# Thread: distance between a point and a line.

1. ## distance between a point and a line.

Show that the distance from a point (xZERO,yZERO) to a line Ax+By+C=0 is given by

|AxZERO+ByZERO+C| / sqrt(A^2+B^2)

Why absolute value? I get that hes putting the points into the slope of the other one to get maybe a parallel line. but thats all I get. why the sqrt of (a^2+b^2) ?

2. Hello, frankinaround!

$\text}Show that the distance from a point }(x_o,y_o)\text{ to a line }Ax+By+C\:=\:0$

$\text{is given by: }\;d \;=\;\dfrac{|Ax_o +By_o+C|}{\sqrt{A^2+B^2}}$

Why absolute value? . Because distance is a positive measure.

I get that hes putting the points into the slope of the other one . What?
to get maybe a parallel line, but thats all I get.

Why the sqrt of (A^2+B^2) ? . Why not?

You're expected to derive that formula, aren't you?

Well, do it . . . and you'll see why.

3. Originally Posted by Soroban
Hello, frankinaround!

You're expected to derive that formula, aren't you?

Well, do it . . . and you'll see why.

That's a bit harsh, the OP obviously does not know how to...

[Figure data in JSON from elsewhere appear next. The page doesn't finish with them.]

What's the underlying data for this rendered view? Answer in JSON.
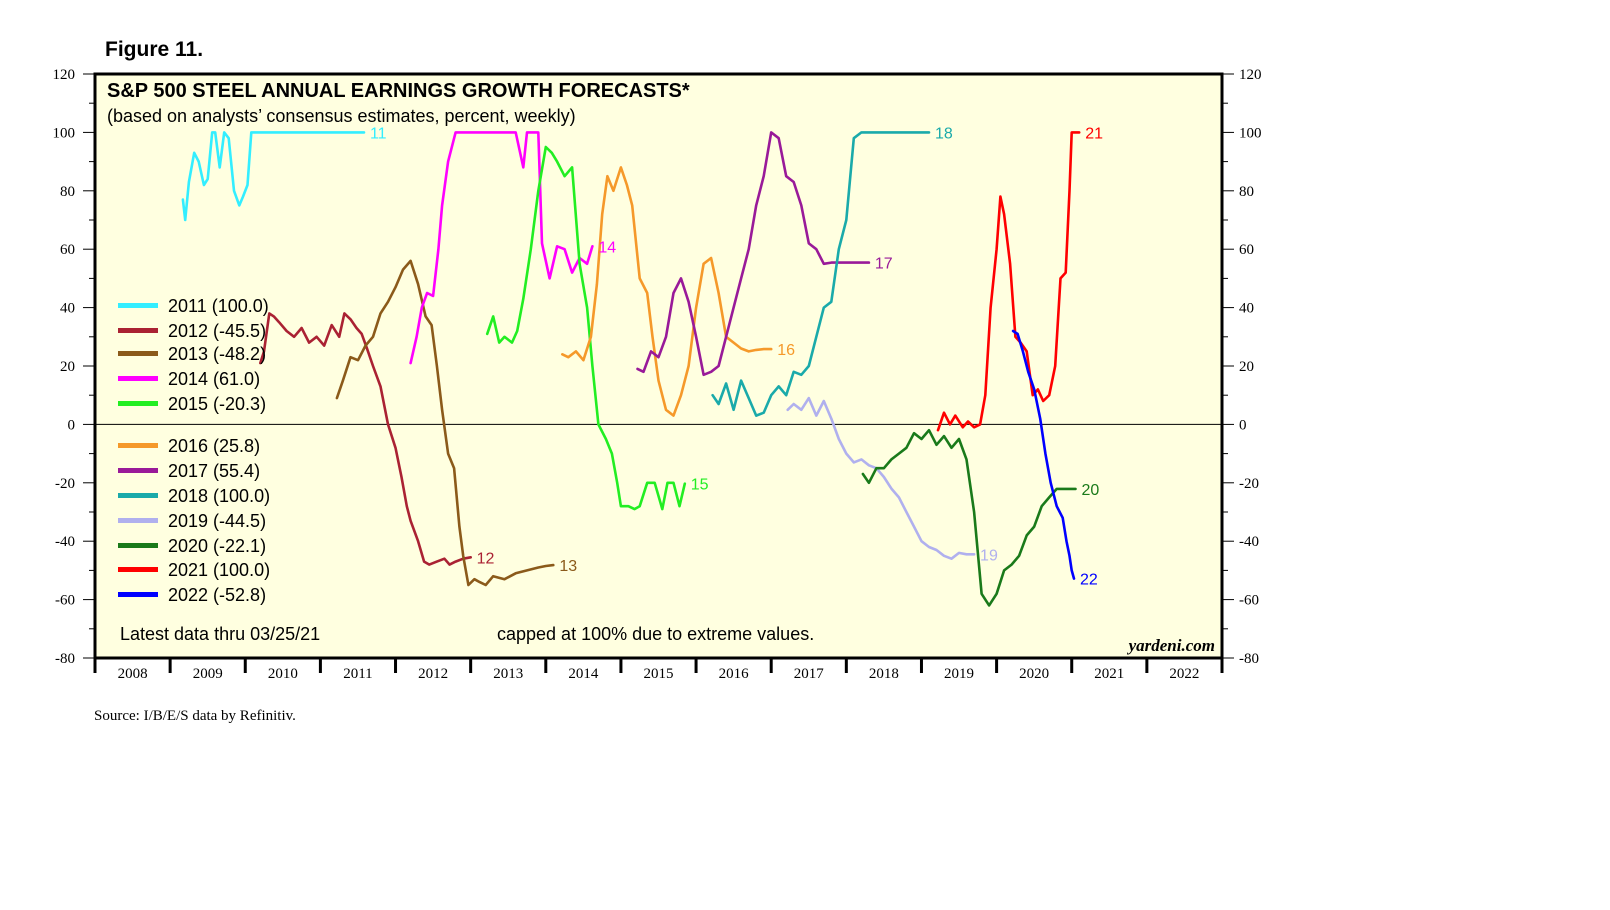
{
  "figure_label": "Figure 11.",
  "source": "Source: I/B/E/S data by Refinitiv.",
  "colors": {
    "plot_bg": "#ffffe0",
    "frame": "#000000"
  },
  "chart_data": {
    "type": "line",
    "title": "S&P 500 STEEL ANNUAL EARNINGS GROWTH FORECASTS*",
    "subtitle": "(based on analysts’ consensus estimates, percent, weekly)",
    "footnote_left": "Latest data thru 03/25/21",
    "footnote_center": "capped at 100% due to extreme values.",
    "watermark": "yardeni.com",
    "xlim": [
      2008,
      2023
    ],
    "ylim": [
      -80,
      120
    ],
    "y_ticks": [
      -80,
      -60,
      -40,
      -20,
      0,
      20,
      40,
      60,
      80,
      100,
      120
    ],
    "x_tick_labels": [
      "2008",
      "2009",
      "2010",
      "2011",
      "2012",
      "2013",
      "2014",
      "2015",
      "2016",
      "2017",
      "2018",
      "2019",
      "2020",
      "2021",
      "2022"
    ],
    "zero_line": true,
    "legend_placement": "left",
    "series": [
      {
        "name": "2011 (100.0)",
        "end_label": "11",
        "color": "#33eeff",
        "x": [
          2009.17,
          2009.2,
          2009.25,
          2009.32,
          2009.38,
          2009.45,
          2009.5,
          2009.56,
          2009.6,
          2009.66,
          2009.72,
          2009.78,
          2009.85,
          2009.92,
          2009.97,
          2010.03,
          2010.08,
          2010.13,
          2010.2,
          2010.5,
          2011.0,
          2011.58
        ],
        "y": [
          77,
          70,
          83,
          93,
          90,
          82,
          84,
          100,
          100,
          88,
          100,
          98,
          80,
          75,
          78,
          82,
          100,
          100,
          100,
          100,
          100,
          100
        ]
      },
      {
        "name": "2012 (-45.5)",
        "end_label": "12",
        "color": "#aa2233",
        "x": [
          2010.2,
          2010.25,
          2010.32,
          2010.38,
          2010.45,
          2010.55,
          2010.65,
          2010.75,
          2010.85,
          2010.95,
          2011.05,
          2011.15,
          2011.25,
          2011.32,
          2011.4,
          2011.48,
          2011.55,
          2011.62,
          2011.7,
          2011.8,
          2011.9,
          2012.0,
          2012.08,
          2012.15,
          2012.2,
          2012.3,
          2012.38,
          2012.45,
          2012.55,
          2012.65,
          2012.72,
          2012.8,
          2012.9,
          2013.0
        ],
        "y": [
          21,
          25,
          38,
          37,
          35,
          32,
          30,
          33,
          28,
          30,
          27,
          34,
          30,
          38,
          36,
          33,
          31,
          26,
          20,
          13,
          0,
          -8,
          -18,
          -28,
          -33,
          -40,
          -47,
          -48,
          -47,
          -46,
          -48,
          -47,
          -46,
          -45.5
        ]
      },
      {
        "name": "2013 (-48.2)",
        "end_label": "13",
        "color": "#8b5a1a",
        "x": [
          2011.22,
          2011.3,
          2011.4,
          2011.5,
          2011.6,
          2011.7,
          2011.8,
          2011.9,
          2012.0,
          2012.1,
          2012.2,
          2012.3,
          2012.4,
          2012.48,
          2012.55,
          2012.62,
          2012.7,
          2012.78,
          2012.85,
          2012.9,
          2012.97,
          2013.05,
          2013.12,
          2013.2,
          2013.3,
          2013.45,
          2013.6,
          2013.75,
          2013.9,
          2014.0,
          2014.1
        ],
        "y": [
          9,
          15,
          23,
          22,
          27,
          30,
          38,
          42,
          47,
          53,
          56,
          48,
          37,
          34,
          20,
          5,
          -10,
          -15,
          -35,
          -45,
          -55,
          -53,
          -54,
          -55,
          -52,
          -53,
          -51,
          -50,
          -49,
          -48.5,
          -48.2
        ]
      },
      {
        "name": "2014 (61.0)",
        "end_label": "14",
        "color": "#ff00ff",
        "x": [
          2012.2,
          2012.28,
          2012.35,
          2012.42,
          2012.5,
          2012.57,
          2012.62,
          2012.7,
          2012.8,
          2012.9,
          2013.0,
          2013.1,
          2013.2,
          2013.4,
          2013.6,
          2013.7,
          2013.75,
          2013.8,
          2013.85,
          2013.9,
          2013.95,
          2014.05,
          2014.15,
          2014.25,
          2014.35,
          2014.45,
          2014.55,
          2014.62
        ],
        "y": [
          21,
          30,
          40,
          45,
          44,
          60,
          75,
          90,
          100,
          100,
          100,
          100,
          100,
          100,
          100,
          88,
          100,
          100,
          100,
          100,
          62,
          50,
          61,
          60,
          52,
          57,
          55,
          61
        ]
      },
      {
        "name": "2015 (-20.3)",
        "end_label": "15",
        "color": "#22ee22",
        "x": [
          2013.22,
          2013.3,
          2013.38,
          2013.45,
          2013.55,
          2013.62,
          2013.7,
          2013.8,
          2013.9,
          2014.0,
          2014.08,
          2014.15,
          2014.25,
          2014.35,
          2014.45,
          2014.55,
          2014.62,
          2014.7,
          2014.8,
          2014.88,
          2014.95,
          2015.0,
          2015.1,
          2015.18,
          2015.25,
          2015.35,
          2015.45,
          2015.55,
          2015.62,
          2015.7,
          2015.78,
          2015.85
        ],
        "y": [
          31,
          37,
          28,
          30,
          28,
          32,
          43,
          60,
          80,
          95,
          93,
          90,
          85,
          88,
          55,
          40,
          20,
          0,
          -5,
          -10,
          -20,
          -28,
          -28,
          -29,
          -28,
          -20,
          -20,
          -29,
          -20,
          -20,
          -28,
          -20.3
        ]
      },
      {
        "name": "2016 (25.8)",
        "end_label": "16",
        "color": "#f5992a",
        "x": [
          2014.22,
          2014.3,
          2014.4,
          2014.5,
          2014.6,
          2014.68,
          2014.75,
          2014.82,
          2014.9,
          2015.0,
          2015.08,
          2015.15,
          2015.25,
          2015.35,
          2015.42,
          2015.5,
          2015.6,
          2015.7,
          2015.8,
          2015.9,
          2016.0,
          2016.1,
          2016.2,
          2016.3,
          2016.4,
          2016.5,
          2016.6,
          2016.7,
          2016.8,
          2016.9,
          2017.0
        ],
        "y": [
          24,
          23,
          25,
          22,
          30,
          48,
          72,
          85,
          80,
          88,
          82,
          75,
          50,
          45,
          30,
          15,
          5,
          3,
          10,
          20,
          40,
          55,
          57,
          45,
          30,
          28,
          26,
          25,
          25.5,
          25.8,
          25.8
        ]
      },
      {
        "name": "2017 (55.4)",
        "end_label": "17",
        "color": "#991a99",
        "x": [
          2015.22,
          2015.3,
          2015.4,
          2015.5,
          2015.6,
          2015.7,
          2015.8,
          2015.9,
          2016.0,
          2016.1,
          2016.2,
          2016.3,
          2016.4,
          2016.5,
          2016.6,
          2016.7,
          2016.8,
          2016.9,
          2017.0,
          2017.1,
          2017.2,
          2017.3,
          2017.4,
          2017.5,
          2017.6,
          2017.7,
          2017.8,
          2017.9,
          2018.0,
          2018.1,
          2018.2,
          2018.3
        ],
        "y": [
          19,
          18,
          25,
          23,
          30,
          45,
          50,
          42,
          30,
          17,
          18,
          20,
          30,
          40,
          50,
          60,
          75,
          85,
          100,
          98,
          85,
          83,
          75,
          62,
          60,
          55,
          55.4,
          55.4,
          55.4,
          55.4,
          55.4,
          55.4
        ]
      },
      {
        "name": "2018 (100.0)",
        "end_label": "18",
        "color": "#1aaaaa",
        "x": [
          2016.22,
          2016.3,
          2016.4,
          2016.5,
          2016.6,
          2016.7,
          2016.8,
          2016.9,
          2017.0,
          2017.1,
          2017.2,
          2017.3,
          2017.4,
          2017.5,
          2017.6,
          2017.7,
          2017.8,
          2017.9,
          2018.0,
          2018.1,
          2018.2,
          2018.3,
          2018.4,
          2018.5,
          2018.6,
          2018.7,
          2018.8,
          2018.9,
          2019.0,
          2019.1
        ],
        "y": [
          10,
          7,
          14,
          5,
          15,
          9,
          3,
          4,
          10,
          13,
          10,
          18,
          17,
          20,
          30,
          40,
          42,
          60,
          70,
          98,
          100,
          100,
          100,
          100,
          100,
          100,
          100,
          100,
          100,
          100
        ]
      },
      {
        "name": "2019 (-44.5)",
        "end_label": "19",
        "color": "#b0b0ee",
        "x": [
          2017.22,
          2017.3,
          2017.4,
          2017.5,
          2017.6,
          2017.7,
          2017.8,
          2017.9,
          2018.0,
          2018.1,
          2018.2,
          2018.3,
          2018.4,
          2018.5,
          2018.6,
          2018.7,
          2018.8,
          2018.9,
          2019.0,
          2019.1,
          2019.2,
          2019.3,
          2019.4,
          2019.5,
          2019.6,
          2019.7
        ],
        "y": [
          5,
          7,
          5,
          9,
          3,
          8,
          2,
          -5,
          -10,
          -13,
          -12,
          -14,
          -15,
          -18,
          -22,
          -25,
          -30,
          -35,
          -40,
          -42,
          -43,
          -45,
          -46,
          -44,
          -44.5,
          -44.5
        ]
      },
      {
        "name": "2020 (-22.1)",
        "end_label": "20",
        "color": "#1a7a1a",
        "x": [
          2018.22,
          2018.3,
          2018.4,
          2018.5,
          2018.6,
          2018.7,
          2018.8,
          2018.9,
          2019.0,
          2019.1,
          2019.2,
          2019.3,
          2019.4,
          2019.5,
          2019.6,
          2019.7,
          2019.8,
          2019.9,
          2020.0,
          2020.1,
          2020.2,
          2020.3,
          2020.4,
          2020.5,
          2020.6,
          2020.7,
          2020.8,
          2020.9,
          2021.0,
          2021.05
        ],
        "y": [
          -17,
          -20,
          -15,
          -15,
          -12,
          -10,
          -8,
          -3,
          -5,
          -2,
          -7,
          -4,
          -8,
          -5,
          -12,
          -30,
          -58,
          -62,
          -58,
          -50,
          -48,
          -45,
          -38,
          -35,
          -28,
          -25,
          -22.1,
          -22.1,
          -22.1,
          -22.1
        ]
      },
      {
        "name": "2021 (100.0)",
        "end_label": "21",
        "color": "#ff0000",
        "x": [
          2019.22,
          2019.3,
          2019.38,
          2019.45,
          2019.55,
          2019.62,
          2019.7,
          2019.78,
          2019.85,
          2019.92,
          2020.0,
          2020.05,
          2020.1,
          2020.18,
          2020.25,
          2020.32,
          2020.4,
          2020.48,
          2020.55,
          2020.62,
          2020.7,
          2020.78,
          2020.85,
          2020.92,
          2020.97,
          2021.0,
          2021.04,
          2021.07,
          2021.1
        ],
        "y": [
          -2,
          4,
          0,
          3,
          -1,
          1,
          -1,
          0,
          10,
          40,
          60,
          78,
          72,
          55,
          30,
          28,
          25,
          10,
          12,
          8,
          10,
          20,
          50,
          52,
          80,
          100,
          100,
          100,
          100
        ]
      },
      {
        "name": "2022 (-52.8)",
        "end_label": "22",
        "color": "#0000ff",
        "x": [
          2020.22,
          2020.28,
          2020.35,
          2020.42,
          2020.5,
          2020.58,
          2020.65,
          2020.72,
          2020.8,
          2020.88,
          2020.93,
          2020.97,
          2021.0,
          2021.03
        ],
        "y": [
          32,
          31,
          25,
          18,
          12,
          2,
          -10,
          -20,
          -28,
          -32,
          -40,
          -45,
          -50,
          -52.8
        ]
      }
    ]
  }
}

Hint, the slope of the shortest line segment going through $\displaystyle (x_0, y_0)$ and touching $\displaystyle Ax + By + C = 0$ will be perpendicular to the slope of $\displaystyle Ax + By + C = 0$.

4. um... so im trying to do this. I can see ax/-b + c/-b = y and that the slop is a/-b, so then bx0/a should be the perpendicular slope. then I think I would need to take the point of intersection and use the distance formula to get to the next part of this question. but Im not sure how, because how do I know the point of intersection ? I have almost 2 equations. y=ax/-b+c/-b and bx/a + ? = y. I can TRY to substitute with y, so like bx/a + ? = ax/-b + c/-b. But it seems strange. what do you think?

5. the equation of a line with slope $\frac{B}{A}$ (perpendicular to the given line) through the point $(x_0, y_0)$ is $y= \frac{B}{A}(x- x_0)+ y_0$. Where does that intersect $y= -\frac{A}{B}x- \frac{C}{A}$?